Namun setiap orang masih waspada. Hal ini tampak jelas terlihat dari orang-orang yang masih menggunakan masker ketika bepergian. Australia yang kena lockdown sementara ekonomi China yang mulai bersemi membuat harga batu bara termal naik.

Pasalnya ada kekhawatiran pasokan terganggu di tengah bersemi kembalinya ekonomi China sebagai konsumen batu bara terbesar di dunia.

Di sisi lain, harga batu bara kontrak futures Indonesia (4.200 Kcal/Kg) justru makin melorot. Per Jumat (27/3/2020) pekan lalu, harga batu bara melemah 0,43% ke US$ 32,46/ton. Salah satu pemicunya adalah lockdown di India.

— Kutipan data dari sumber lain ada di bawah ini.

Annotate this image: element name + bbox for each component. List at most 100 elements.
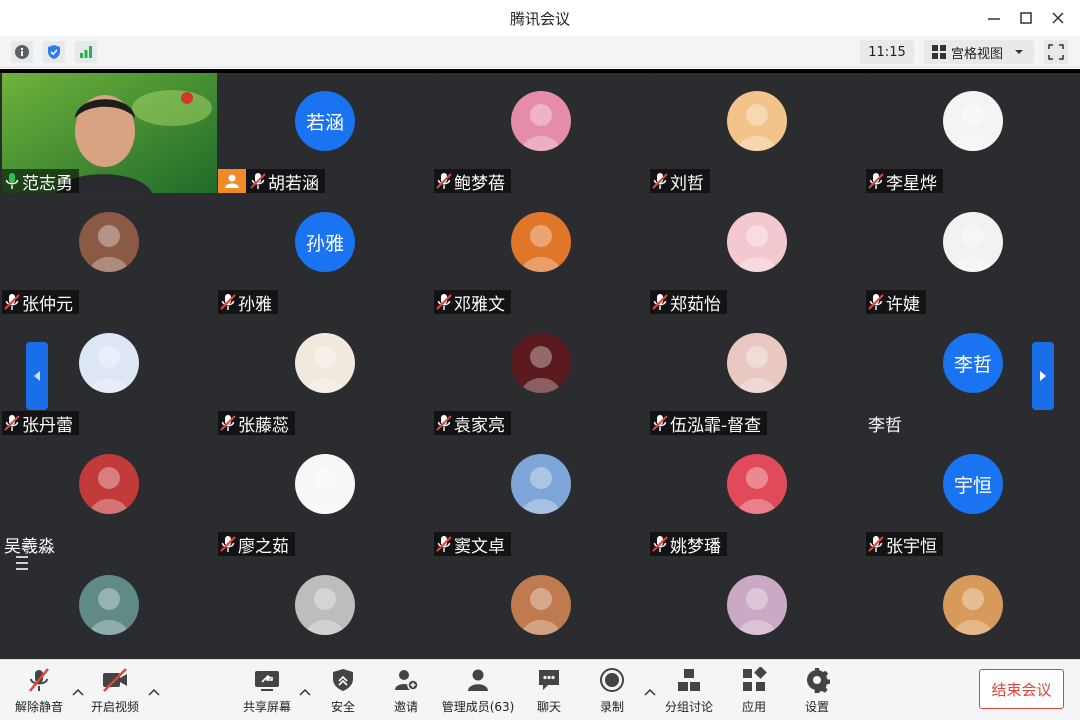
participant-name-bar: 张仲元 [2, 290, 79, 314]
record-label: 录制 [599, 700, 624, 714]
participant-tile[interactable]: 孙雅 孙雅 [218, 194, 433, 314]
share-screen-button[interactable]: 共享屏幕 [232, 666, 302, 718]
record-button[interactable]: 录制 [577, 666, 647, 718]
host-badge [218, 169, 246, 193]
manage-members-label: 管理成员(63) [441, 700, 515, 714]
avatar-image [79, 212, 139, 272]
participant-name: 窦文卓 [454, 536, 505, 557]
record-icon [600, 668, 624, 692]
participant-name-bar: 范志勇 [2, 169, 79, 193]
participant-tile[interactable] [866, 557, 1080, 659]
avatar-image [943, 212, 1003, 272]
participant-name: 张仲元 [22, 294, 73, 315]
participant-name: 李哲 [868, 415, 902, 436]
list-handle-icon[interactable] [12, 552, 32, 574]
arrow-right-icon [1040, 371, 1046, 381]
breakout-rooms-button[interactable]: 分组讨论 [654, 666, 724, 718]
apps-button[interactable]: 应用 [719, 666, 789, 718]
participant-name: 许婕 [886, 294, 920, 315]
minimize-button[interactable] [979, 4, 1009, 32]
view-mode-dropdown[interactable]: 宫格视图 [924, 40, 1034, 64]
participant-tile[interactable]: 邓雅文 [434, 194, 649, 314]
participant-tile[interactable]: 李星烨 [866, 73, 1080, 193]
participant-tile[interactable]: 廖之茹 [218, 436, 433, 556]
participant-name-bar: 李哲 [866, 411, 908, 436]
participant-tile[interactable] [218, 557, 433, 659]
participant-tile[interactable] [2, 557, 217, 659]
avatar-image [943, 91, 1003, 151]
breakout-rooms-label: 分组讨论 [664, 700, 713, 714]
mic-muted-icon [868, 173, 884, 189]
participant-name: 廖之茹 [238, 536, 289, 557]
mic-muted-icon [652, 536, 668, 552]
participant-name: 张丹蕾 [22, 415, 73, 436]
avatar-image [511, 575, 571, 635]
invite-button[interactable]: 邀请 [371, 666, 441, 718]
avatar-image [511, 454, 571, 514]
network-status-button[interactable] [75, 41, 97, 63]
avatar-image [727, 333, 787, 393]
avatar: 孙雅 [295, 212, 355, 272]
participant-name-bar: 胡若涵 [218, 169, 325, 193]
unmute-button[interactable]: 解除静音 [4, 666, 74, 718]
maximize-button[interactable] [1011, 4, 1041, 32]
window-title: 腾讯会议 [509, 10, 570, 28]
mic-off-icon [29, 668, 49, 692]
participant-name-bar: 孙雅 [218, 290, 278, 314]
participant-name-bar: 窦文卓 [434, 532, 511, 556]
participant-tile[interactable]: 刘哲 [650, 73, 865, 193]
mic-muted-icon [220, 294, 236, 310]
participant-tile[interactable]: 袁家亮 [434, 315, 649, 435]
fullscreen-button[interactable] [1044, 40, 1068, 64]
chat-button[interactable]: 聊天 [514, 666, 584, 718]
participant-tile[interactable]: 伍泓霏-督查 [650, 315, 865, 435]
participant-name-bar: 张宇恒 [866, 532, 943, 556]
participant-tile[interactable] [650, 557, 865, 659]
video-options-caret[interactable] [148, 686, 160, 698]
avatar-image [727, 575, 787, 635]
avatar [79, 212, 139, 272]
info-icon [15, 45, 29, 59]
close-button[interactable] [1043, 4, 1073, 32]
end-meeting-button[interactable]: 结束会议 [979, 669, 1064, 709]
avatar [727, 575, 787, 635]
participant-name: 刘哲 [670, 173, 704, 194]
avatar [943, 212, 1003, 272]
participant-name: 伍泓霏-督查 [670, 415, 762, 436]
participant-tile[interactable]: 许婕 [866, 194, 1080, 314]
minimize-icon [988, 18, 1000, 20]
avatar-image [511, 212, 571, 272]
participant-tile[interactable] [434, 557, 649, 659]
avatar-image [943, 575, 1003, 635]
mic-muted-icon [436, 294, 452, 310]
participant-tile[interactable]: 郑茹怡 [650, 194, 865, 314]
participant-tile[interactable]: 窦文卓 [434, 436, 649, 556]
next-page-button[interactable] [1032, 342, 1054, 410]
participant-tile[interactable]: 姚梦璠 [650, 436, 865, 556]
participant-name: 鲍梦蓓 [454, 173, 505, 194]
settings-button[interactable]: 设置 [782, 666, 852, 718]
manage-members-button[interactable]: 管理成员(63) [442, 666, 514, 718]
members-icon [468, 669, 488, 691]
avatar [295, 575, 355, 635]
add-person-icon [395, 670, 419, 691]
start-video-button[interactable]: 开启视频 [80, 666, 150, 718]
avatar [79, 575, 139, 635]
participant-grid: 范志勇 若涵 胡若涵 鲍梦蓓 刘哲 李星烨 张仲元 孙雅 孙雅 邓雅文 郑茹怡 许婕 张丹蕾 张藤蕊 袁家亮… [0, 69, 1080, 659]
participant-tile[interactable]: 吴羲淼 [2, 436, 217, 556]
participant-tile[interactable]: 张藤蕊 [218, 315, 433, 435]
participant-tile[interactable]: 张仲元 [2, 194, 217, 314]
participant-tile[interactable]: 范志勇 [2, 73, 217, 193]
security-button[interactable]: 安全 [308, 666, 378, 718]
participant-tile[interactable]: 若涵 胡若涵 [218, 73, 433, 193]
participant-tile[interactable]: 宇恒 张宇恒 [866, 436, 1080, 556]
participant-name: 孙雅 [238, 294, 272, 315]
avatar [727, 212, 787, 272]
meeting-info-button[interactable] [11, 41, 33, 63]
avatar-image [295, 454, 355, 514]
participant-name: 袁家亮 [454, 415, 505, 436]
start-video-label: 开启视频 [90, 700, 139, 714]
security-status-button[interactable] [43, 41, 65, 63]
previous-page-button[interactable] [26, 342, 48, 410]
participant-tile[interactable]: 鲍梦蓓 [434, 73, 649, 193]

India banyak mengimpor batu bara dari Indonesia untuk kebutuhan pembangkit listrik mereka. Dengan adanya lockdown, permintaan akan listrik terutama untuk sektor industri akan turun.

Reuters melaporkan, India menggunakan 2,59 miliar unit listrik pada 27 Maret atau pada hari ketiga lockdown nasional. Angka ini jauh lebih rendah ~25% dibandingkan dengan konsumsi rata-rata selama tiga minggu pertama bulan Maret sebelum lockdown diberlakukan.


Konsumsi listrik di negara bagian Maharashtra dan Tamil Nadu untuk sektor manufaktur mobil mengalami penurunan penggunaan daya hingga 26%. Sementara negara bagian Gujarat di bagian barat mengalami penurunan 43% dibandingkan dengan rata-rata tiga minggu pertama.

Kedua faktor tersebut membuat harga batu bara termal berkalori tinggi mengalami kenaikan sementara harga batu bara berkalori rendah cenderung menurun.